Researchers used four hierarchical linear regression models with three steps to examine the link between specific COVID-19 stressors and four key mental health outcomes.

Surveys revealed the highest stressors related to COVID-19 were worries about being infected (66.5%), of a loved one being infected (72.1%) or infecting others (47.7%). These stressors were linked to increases in PTSD and health anxiety symptoms among participants. Similarly, social-related difficulties due to COVID-19 led to predicted depression and disability symptoms. However, researchers did not find a significant link between trusting information from authorities and COVID-19 stressors.

Study limitations included limited diversity and data due to the low rates of COVID-19 infection in Australia at the time of data collection.

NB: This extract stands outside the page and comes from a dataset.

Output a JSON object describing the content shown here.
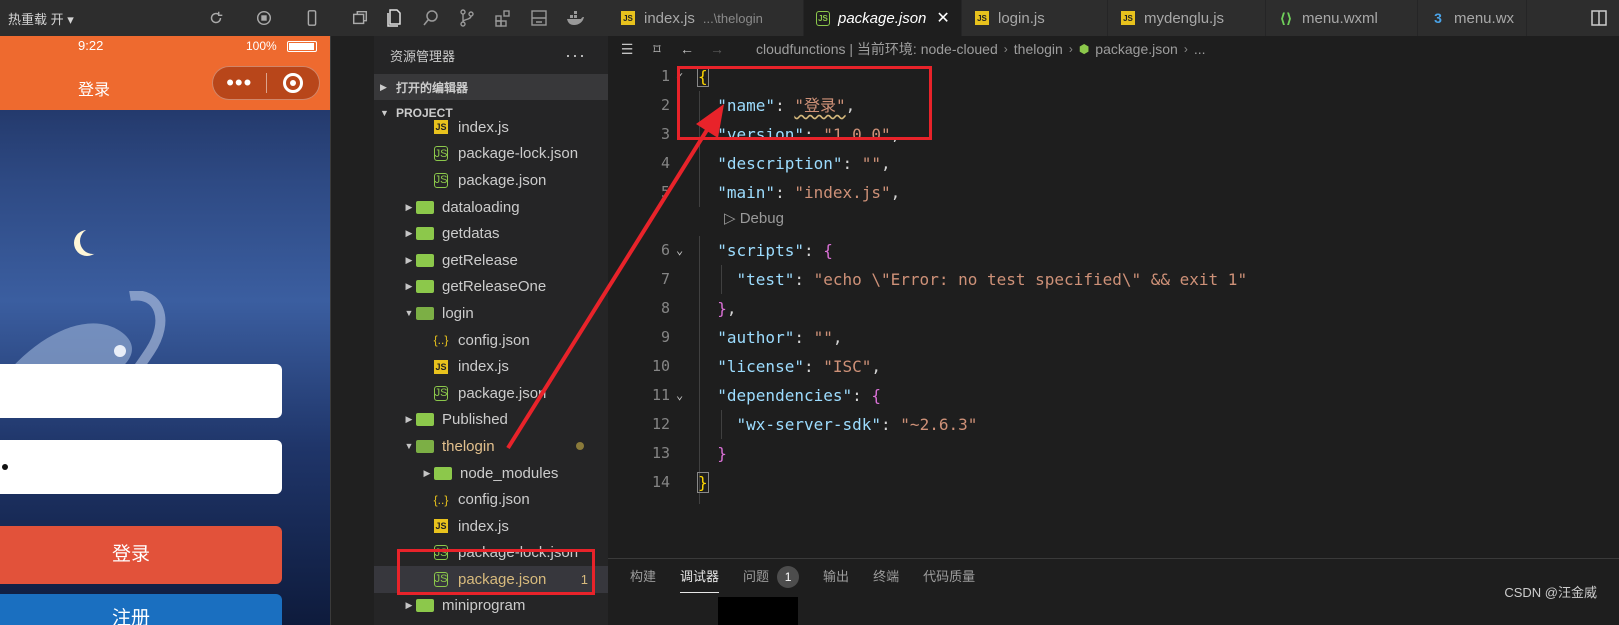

“The findings suggest that the stress, threat and uncertainty of COVID-19, as well as the public health measures that act to curb the spread of virus including lockdown, social distancing, increased government control and mask wearing, may be reminiscent of past traumatic experiences for refugees,” Liddell said. “For example, an increased police or military presence to monitor the compliance of communities to COVID-19 restrictions may remind refugees of living in a warzone or being persecuted. This means that many refugees may be caught between their traumatic pasts and the uncertainty presented by COVID-19, which includes genuine threats to health and lives.”

According to Liddell, these findings have implications for clinical health services. 

“Health and mental health practitioners need to be aware of these often more hidden effects of the pandemic,” Liddell said. “It’s critical that people with a refugee background are able to access mental health services during the pandemic, including during hard lockdowns which include restricted movements.”